The advent of large language models marks a revolutionary breakthrough in artificial intelligence. With the unprecedented scale of training and model parameters, the capability of large language models has been dramatically improved, leading to human-like performances in understanding, language synthesizing, and common-sense reasoning, etc. Such a major leap-forward in general AI capacity will change the pattern of how personalization is conducted. For one thing, it will reform the way of interaction between humans and personalization systems. Instead of being a passive medium of information filtering, large language models present the foundation for active user engagement. On top of such a new foundation, user requests can be proactively explored, and user's required information can be delivered in a natural and explainable way.
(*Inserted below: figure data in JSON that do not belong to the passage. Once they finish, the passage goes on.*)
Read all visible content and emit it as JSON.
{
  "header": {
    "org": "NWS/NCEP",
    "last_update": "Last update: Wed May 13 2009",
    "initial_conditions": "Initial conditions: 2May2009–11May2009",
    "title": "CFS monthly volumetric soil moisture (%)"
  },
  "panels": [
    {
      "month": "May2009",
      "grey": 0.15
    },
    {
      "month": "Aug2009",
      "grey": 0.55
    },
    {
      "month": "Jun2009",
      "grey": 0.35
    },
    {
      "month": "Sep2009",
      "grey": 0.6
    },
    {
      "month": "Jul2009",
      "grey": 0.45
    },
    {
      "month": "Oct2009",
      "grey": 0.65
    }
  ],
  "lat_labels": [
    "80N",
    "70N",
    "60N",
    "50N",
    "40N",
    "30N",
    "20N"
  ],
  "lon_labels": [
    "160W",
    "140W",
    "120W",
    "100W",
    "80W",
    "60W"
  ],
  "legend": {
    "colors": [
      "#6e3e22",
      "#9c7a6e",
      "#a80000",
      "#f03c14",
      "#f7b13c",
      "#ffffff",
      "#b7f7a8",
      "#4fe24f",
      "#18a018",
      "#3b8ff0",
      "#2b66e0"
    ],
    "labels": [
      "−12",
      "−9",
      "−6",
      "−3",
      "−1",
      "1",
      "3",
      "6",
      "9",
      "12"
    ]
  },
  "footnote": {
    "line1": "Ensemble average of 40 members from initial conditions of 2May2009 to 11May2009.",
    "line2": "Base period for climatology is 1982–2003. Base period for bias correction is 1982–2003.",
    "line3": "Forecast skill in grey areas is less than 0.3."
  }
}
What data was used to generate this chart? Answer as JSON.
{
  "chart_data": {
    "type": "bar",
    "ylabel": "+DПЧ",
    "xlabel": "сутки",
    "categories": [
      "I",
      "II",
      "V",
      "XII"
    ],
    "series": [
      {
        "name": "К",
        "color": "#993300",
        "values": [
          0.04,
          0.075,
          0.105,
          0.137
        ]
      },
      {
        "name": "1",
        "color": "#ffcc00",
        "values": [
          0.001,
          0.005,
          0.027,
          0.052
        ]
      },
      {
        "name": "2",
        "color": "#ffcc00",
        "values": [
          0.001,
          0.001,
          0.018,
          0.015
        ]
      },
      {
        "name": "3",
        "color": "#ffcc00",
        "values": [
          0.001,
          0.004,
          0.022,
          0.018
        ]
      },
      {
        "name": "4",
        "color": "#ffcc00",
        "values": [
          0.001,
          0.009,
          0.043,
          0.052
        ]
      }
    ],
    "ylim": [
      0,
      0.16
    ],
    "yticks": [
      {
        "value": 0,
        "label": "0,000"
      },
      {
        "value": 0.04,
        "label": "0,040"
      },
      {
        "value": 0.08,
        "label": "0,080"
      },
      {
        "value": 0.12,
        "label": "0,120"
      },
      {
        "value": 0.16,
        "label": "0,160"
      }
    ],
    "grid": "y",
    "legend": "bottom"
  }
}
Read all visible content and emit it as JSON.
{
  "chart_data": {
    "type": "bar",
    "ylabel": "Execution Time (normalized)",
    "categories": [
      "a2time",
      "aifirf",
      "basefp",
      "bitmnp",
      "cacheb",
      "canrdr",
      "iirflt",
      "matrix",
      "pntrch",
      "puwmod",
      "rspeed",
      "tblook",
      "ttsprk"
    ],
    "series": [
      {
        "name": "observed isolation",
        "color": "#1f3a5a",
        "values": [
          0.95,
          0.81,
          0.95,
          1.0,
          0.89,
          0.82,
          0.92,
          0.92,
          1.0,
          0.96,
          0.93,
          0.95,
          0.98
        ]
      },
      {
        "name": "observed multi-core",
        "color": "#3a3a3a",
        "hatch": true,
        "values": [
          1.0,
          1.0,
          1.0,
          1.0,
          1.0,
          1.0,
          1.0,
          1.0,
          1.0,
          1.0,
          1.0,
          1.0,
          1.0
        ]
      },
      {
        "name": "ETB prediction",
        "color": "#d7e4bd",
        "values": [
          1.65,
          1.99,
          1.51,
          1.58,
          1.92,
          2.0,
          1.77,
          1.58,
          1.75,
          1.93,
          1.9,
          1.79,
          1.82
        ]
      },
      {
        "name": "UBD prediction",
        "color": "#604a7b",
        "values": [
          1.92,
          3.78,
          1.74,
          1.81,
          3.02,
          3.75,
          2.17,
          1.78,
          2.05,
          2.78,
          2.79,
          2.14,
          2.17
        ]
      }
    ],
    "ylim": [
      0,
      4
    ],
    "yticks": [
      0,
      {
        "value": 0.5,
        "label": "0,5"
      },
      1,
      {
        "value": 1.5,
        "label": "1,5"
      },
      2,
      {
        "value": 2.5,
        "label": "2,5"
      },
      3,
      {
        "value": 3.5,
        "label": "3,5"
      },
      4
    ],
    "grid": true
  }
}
For another thing, it will also considerably expand the scope of personalization, making it grow from the sole function of collecting personalized information to the compound function of providing personalized services. By leveraging large language models as general-purpose interface, the personalization systems may compile user requests into plans, calls the functions of external tools to execute the plans, and integrate the tools' outputs to complete the end-to-end personalization tasks. Today, large language models are still being developed, whereas the application in personalization is largely unexplored. Therefore, we consider it to be the right time to review the challenges in personalization and the opportunities to address them with LLMs. In particular, we dedicate this perspective paper to the discussion of the following aspects: the development and challenges for the existing personalization system, the newly emerged capabilities of large language models, and the potential ways of making use of large language models for personalization.